The experience was, in a word, incredible. Incredible for several reasons.
This trip allowed me the opportunity to network and form friendships with a multinational group of students and eye care professionals. I met people from all corners of the United States and from all over the globe that share the interest of bringing eye care to communities that lack access to such care due to cost, travel and/or availability.
This trip also allowed me the opportunity to experience a different culture. I ate more than one chapulin (grasshopper) and a fair dose of worm salt, both on purpose and on accident (funny to find little legs in your bread roll). I shared Mezcal drinks with locals. I visited beautiful churches and bustling squares. I even had the chance to explore old Zapotec ruins (ca. 500 BCE). Our host (a local optical company) treated us to a performance of traditional Oaxacan dance and, perhaps inspired by the performance, I went salsa dancing (much to my partners’ chagrin).

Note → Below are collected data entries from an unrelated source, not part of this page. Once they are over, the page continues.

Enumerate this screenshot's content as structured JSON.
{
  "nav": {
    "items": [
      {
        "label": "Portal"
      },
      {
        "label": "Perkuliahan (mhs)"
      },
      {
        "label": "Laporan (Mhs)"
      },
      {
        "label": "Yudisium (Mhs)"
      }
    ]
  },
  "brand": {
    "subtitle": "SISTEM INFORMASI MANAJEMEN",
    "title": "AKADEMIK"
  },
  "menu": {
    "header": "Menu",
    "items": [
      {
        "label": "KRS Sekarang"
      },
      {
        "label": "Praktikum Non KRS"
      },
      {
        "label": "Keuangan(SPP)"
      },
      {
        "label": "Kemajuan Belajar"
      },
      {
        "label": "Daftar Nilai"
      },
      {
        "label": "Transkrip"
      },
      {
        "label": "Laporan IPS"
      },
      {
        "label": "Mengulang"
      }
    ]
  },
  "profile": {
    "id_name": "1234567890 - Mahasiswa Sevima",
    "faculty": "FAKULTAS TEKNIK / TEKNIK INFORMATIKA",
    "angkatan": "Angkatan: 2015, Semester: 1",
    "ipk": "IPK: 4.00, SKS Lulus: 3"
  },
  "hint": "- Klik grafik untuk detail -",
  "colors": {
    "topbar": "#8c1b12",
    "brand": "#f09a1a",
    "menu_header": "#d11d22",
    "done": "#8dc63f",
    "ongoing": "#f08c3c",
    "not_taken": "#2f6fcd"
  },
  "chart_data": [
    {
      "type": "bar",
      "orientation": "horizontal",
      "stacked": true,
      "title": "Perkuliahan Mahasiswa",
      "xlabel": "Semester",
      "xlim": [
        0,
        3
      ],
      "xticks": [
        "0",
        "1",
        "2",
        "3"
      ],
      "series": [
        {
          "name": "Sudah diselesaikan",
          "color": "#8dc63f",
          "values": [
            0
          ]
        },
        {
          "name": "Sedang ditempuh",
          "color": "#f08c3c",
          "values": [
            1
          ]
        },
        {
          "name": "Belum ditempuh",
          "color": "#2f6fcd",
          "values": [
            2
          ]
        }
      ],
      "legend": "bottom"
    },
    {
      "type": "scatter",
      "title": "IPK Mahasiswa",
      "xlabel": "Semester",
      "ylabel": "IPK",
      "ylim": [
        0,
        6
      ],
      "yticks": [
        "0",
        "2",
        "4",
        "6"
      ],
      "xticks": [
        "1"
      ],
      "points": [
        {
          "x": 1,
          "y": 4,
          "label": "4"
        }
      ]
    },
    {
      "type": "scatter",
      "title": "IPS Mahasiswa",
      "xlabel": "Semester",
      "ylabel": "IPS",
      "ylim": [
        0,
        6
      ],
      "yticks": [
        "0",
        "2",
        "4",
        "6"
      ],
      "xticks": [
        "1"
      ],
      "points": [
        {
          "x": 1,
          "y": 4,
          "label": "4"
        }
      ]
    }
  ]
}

While these opportunities, by themselves, were incredible, my favorite moments on our trip were, of course, in clinic. A service trip like this one offers a multitude of learning opportunities for the optometrist-in-training. Our goal was not only to see approximately 4000 patients in four days, but to provide the highest quality eye care possible to 4000 patients in four days. What’s more, the patients from this population often present with very high prescriptions and ocular disease. As you can imagine, everyone on the team quickly learns how to be efficient, confident in their skills, and adaptable. (When your transilluminator loses battery power, use the flashlight on your iPhone to check pupils! Make it work!)
My most special moments were those I shared with the people of Oaxaca who had travelled from near and far to be seen at our clinic. I cannot clearly express how special it was to witness the change in a person’s face and demeanor when they were able to see clearly through my trial frames. Even through thick language barriers, it was clear through smiles, hugs, and handshakes how genuinely thankful the patients were. I think it is important to remember that there are communities of people in the world that are disinvested, underserved, and living with correctable blurred vision. This blurred vision can truly impede a person’s quality of life and ability to learn and work at their highest potential. As eye care professionals, we can be a part of the solution.
Since returning from this trip, I have graduated from NECO and am officially an optometrist! I feel like my experience in Oaxaca will continue to paint how I practice going forward and my goal in writing this blog post is to encourage current optometry students to embrace as many different experiences as possible while in school. Go to a national conference (maybe even present a poster), take an extra elective (why not, your tuition is covering it), rank fourth year rotations that will provide you a variety of experiences both in clinic modality and patient population. More than anything, please PLEASE consider going on a service trip. Whether the trip is local or international, I guarantee it will be a humbling experience that gives you perspective and, overall, makes you a better doctor.